A method has been proposed based on the reduction of titanic oxide by zinc in hydrochloric acid solutions to the sesquioxide. The reduction is marked by the development of a violet or green colour, the former with chlorides and the latter when fluorides are present. The quantity of titanium reduced is measured by titrating with permanganate of potassium solution. The water used must be free from dissolved oxygen.
TUNGSTEN AND TUNGSTATES.
Tungsten occurs in nature only in the oxidised state, or as tungstic acid (WO3), either free, as in wolframine, or combined with oxides of manganese and iron, as in wolfram, or with lime, as in scheelite. Wolfram occurs associated with tin ores, the value of which is consequently lowered. Both wolfram and scheelite are of considerable importance as a source of tungstic acid for the manufacture of sodium tungstate, which is used as a mordant and for some other purposes, and as a source of metallic tungsten, which is used in steel-making.
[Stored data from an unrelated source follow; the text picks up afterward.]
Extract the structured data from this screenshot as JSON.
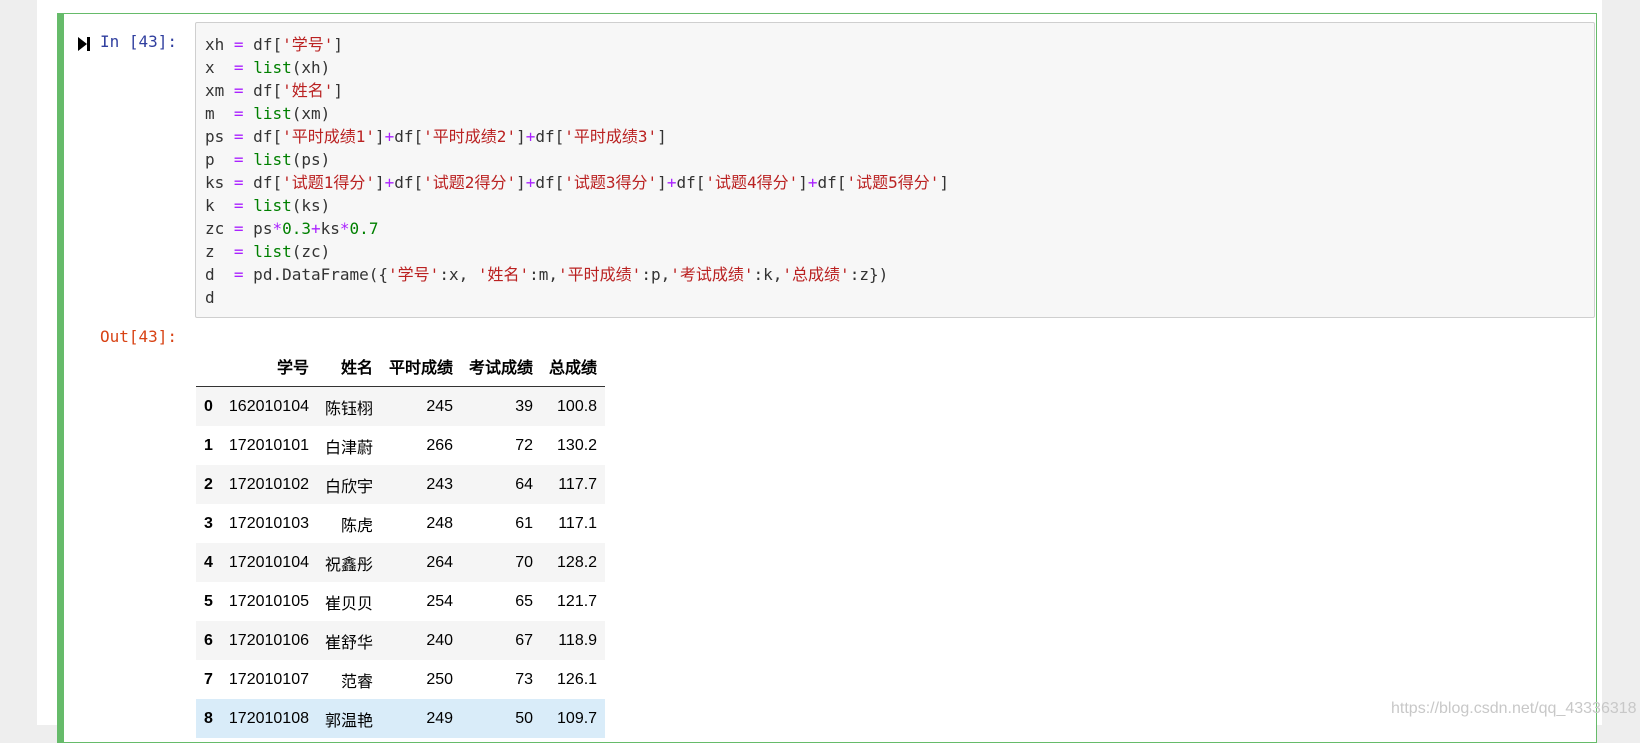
{
  "cell": {
    "in_prompt": "In  [43]:",
    "out_prompt": "Out[43]:"
  },
  "code_lines": [
    [
      [
        "xh ",
        "pl"
      ],
      [
        "=",
        "op"
      ],
      [
        " df[",
        "pl"
      ],
      [
        "'学号'",
        "str"
      ],
      [
        "]",
        "pl"
      ]
    ],
    [
      [
        "x  ",
        "pl"
      ],
      [
        "=",
        "op"
      ],
      [
        " ",
        "pl"
      ],
      [
        "list",
        "kw"
      ],
      [
        "(xh)",
        "pl"
      ]
    ],
    [
      [
        "xm ",
        "pl"
      ],
      [
        "=",
        "op"
      ],
      [
        " df[",
        "pl"
      ],
      [
        "'姓名'",
        "str"
      ],
      [
        "]",
        "pl"
      ]
    ],
    [
      [
        "m  ",
        "pl"
      ],
      [
        "=",
        "op"
      ],
      [
        " ",
        "pl"
      ],
      [
        "list",
        "kw"
      ],
      [
        "(xm)",
        "pl"
      ]
    ],
    [
      [
        "ps ",
        "pl"
      ],
      [
        "=",
        "op"
      ],
      [
        " df[",
        "pl"
      ],
      [
        "'平时成绩1'",
        "str"
      ],
      [
        "]",
        "pl"
      ],
      [
        "+",
        "op"
      ],
      [
        "df[",
        "pl"
      ],
      [
        "'平时成绩2'",
        "str"
      ],
      [
        "]",
        "pl"
      ],
      [
        "+",
        "op"
      ],
      [
        "df[",
        "pl"
      ],
      [
        "'平时成绩3'",
        "str"
      ],
      [
        "]",
        "pl"
      ]
    ],
    [
      [
        "p  ",
        "pl"
      ],
      [
        "=",
        "op"
      ],
      [
        " ",
        "pl"
      ],
      [
        "list",
        "kw"
      ],
      [
        "(ps)",
        "pl"
      ]
    ],
    [
      [
        "ks ",
        "pl"
      ],
      [
        "=",
        "op"
      ],
      [
        " df[",
        "pl"
      ],
      [
        "'试题1得分'",
        "str"
      ],
      [
        "]",
        "pl"
      ],
      [
        "+",
        "op"
      ],
      [
        "df[",
        "pl"
      ],
      [
        "'试题2得分'",
        "str"
      ],
      [
        "]",
        "pl"
      ],
      [
        "+",
        "op"
      ],
      [
        "df[",
        "pl"
      ],
      [
        "'试题3得分'",
        "str"
      ],
      [
        "]",
        "pl"
      ],
      [
        "+",
        "op"
      ],
      [
        "df[",
        "pl"
      ],
      [
        "'试题4得分'",
        "str"
      ],
      [
        "]",
        "pl"
      ],
      [
        "+",
        "op"
      ],
      [
        "df[",
        "pl"
      ],
      [
        "'试题5得分'",
        "str"
      ],
      [
        "]",
        "pl"
      ]
    ],
    [
      [
        "k  ",
        "pl"
      ],
      [
        "=",
        "op"
      ],
      [
        " ",
        "pl"
      ],
      [
        "list",
        "kw"
      ],
      [
        "(ks)",
        "pl"
      ]
    ],
    [
      [
        "zc ",
        "pl"
      ],
      [
        "=",
        "op"
      ],
      [
        " ps",
        "pl"
      ],
      [
        "*",
        "op"
      ],
      [
        "0.3",
        "num"
      ],
      [
        "+",
        "op"
      ],
      [
        "ks",
        "pl"
      ],
      [
        "*",
        "op"
      ],
      [
        "0.7",
        "num"
      ]
    ],
    [
      [
        "z  ",
        "pl"
      ],
      [
        "=",
        "op"
      ],
      [
        " ",
        "pl"
      ],
      [
        "list",
        "kw"
      ],
      [
        "(zc)",
        "pl"
      ]
    ],
    [
      [
        "d  ",
        "pl"
      ],
      [
        "=",
        "op"
      ],
      [
        " pd.DataFrame({",
        "pl"
      ],
      [
        "'学号'",
        "str"
      ],
      [
        ":x, ",
        "pl"
      ],
      [
        "'姓名'",
        "str"
      ],
      [
        ":m,",
        "pl"
      ],
      [
        "'平时成绩'",
        "str"
      ],
      [
        ":p,",
        "pl"
      ],
      [
        "'考试成绩'",
        "str"
      ],
      [
        ":k,",
        "pl"
      ],
      [
        "'总成绩'",
        "str"
      ],
      [
        ":z})",
        "pl"
      ]
    ],
    [
      [
        "d",
        "pl"
      ]
    ]
  ],
  "table": {
    "columns": [
      "",
      "学号",
      "姓名",
      "平时成绩",
      "考试成绩",
      "总成绩"
    ],
    "rows": [
      [
        "0",
        "162010104",
        "陈钰栩",
        "245",
        "39",
        "100.8"
      ],
      [
        "1",
        "172010101",
        "白津蔚",
        "266",
        "72",
        "130.2"
      ],
      [
        "2",
        "172010102",
        "白欣宇",
        "243",
        "64",
        "117.7"
      ],
      [
        "3",
        "172010103",
        "陈虎",
        "248",
        "61",
        "117.1"
      ],
      [
        "4",
        "172010104",
        "祝鑫彤",
        "264",
        "70",
        "128.2"
      ],
      [
        "5",
        "172010105",
        "崔贝贝",
        "254",
        "65",
        "121.7"
      ],
      [
        "6",
        "172010106",
        "崔舒华",
        "240",
        "67",
        "118.9"
      ],
      [
        "7",
        "172010107",
        "范睿",
        "250",
        "73",
        "126.1"
      ],
      [
        "8",
        "172010108",
        "郭温艳",
        "249",
        "50",
        "109.7"
      ]
    ],
    "hover_row": 8
  },
  "watermark": "https://blog.csdn.net/qq_43336318",
  "colors": {
    "cell_border": "#66bb6a",
    "in_prompt": "#303f9f",
    "out_prompt": "#d84315",
    "keyword": "#008000",
    "string": "#ba2121",
    "operator": "#aa22ff",
    "hover_row": "#d9ecf9"
  }
}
The tungsten minerals have a high specific gravity (6 to 7.5). On treatment with hydrochloric acid or aqua regia they are decomposed; the yellow tungstic acid separates and remains insoluble.
Tungsten itself is insoluble in nitric acid or aqua regia; but is converted into tungstic acid (WO3) by prolonged and strong ignition in air. Alloys containing tungsten leave tungstic acid after treatment with nitric acid or aqua regia. Tungstic acid may be got into solution after fusion with alkalies or alkaline carbonates. This solution gives with hydrochloric acid a white precipitate of tungstic acid, which becomes yellow on boiling, but the separation is not complete. Fusion with bisulphate of potash gives a residue, which does not dissolve in water, but is soluble in ammonic carbonate. For the assay of minerals containing tungsten these reactions are only occasionally taken advantage of for testing or purifying the separated tungstic acid.
Detection.—The minerals are easily recognised by their physical characters, and the yellow tungstic acid separated by boiling with acids is the best test for its presence; this, after decanting and washing, immediately dissolves in a few drops of dilute ammonia. A solution of tungstate acidulated with hydrochloric acid becomes intensely blue on the addition of stannous chloride and warming. Fused in a bead of microcosmic salt it gives a clear blue colour (reddish-brown if iron is also present) in the reducing flame, but is colourless in the oxidising flame.
Solution and Separation.—The decomposition and solution of natural tungstates is difficult to effect owing to the separation of tungstic acid; the method of treatment is as follows:—Boil the finely-powdered substance with hydrochloric acid or aqua regia till it apparently ceases to be attacked; dilute, filter, and wash with dilute hydrochloric acid. Cover with dilute ammonia, and filter the solution, which contains ammonic tungstate, into an evaporating dish. Treat the residue again with acid, and again dissolve out the separated tungstic acid with ammonia, and repeat this operation until decomposition is complete. By this means there will be obtained—(1) a solution containing tungstate of ammonia; (2) an insoluble residue with silicates, and oxides of tin, niobium, tantalum, &c.; and (3) an acid solution containing the soluble bases. The tungstate of ammonia requires simple evaporation on the water-bath and gentle ignition in order to cause the tungstic acid to be left in an almost pure state; possibly, it may carry a little silica.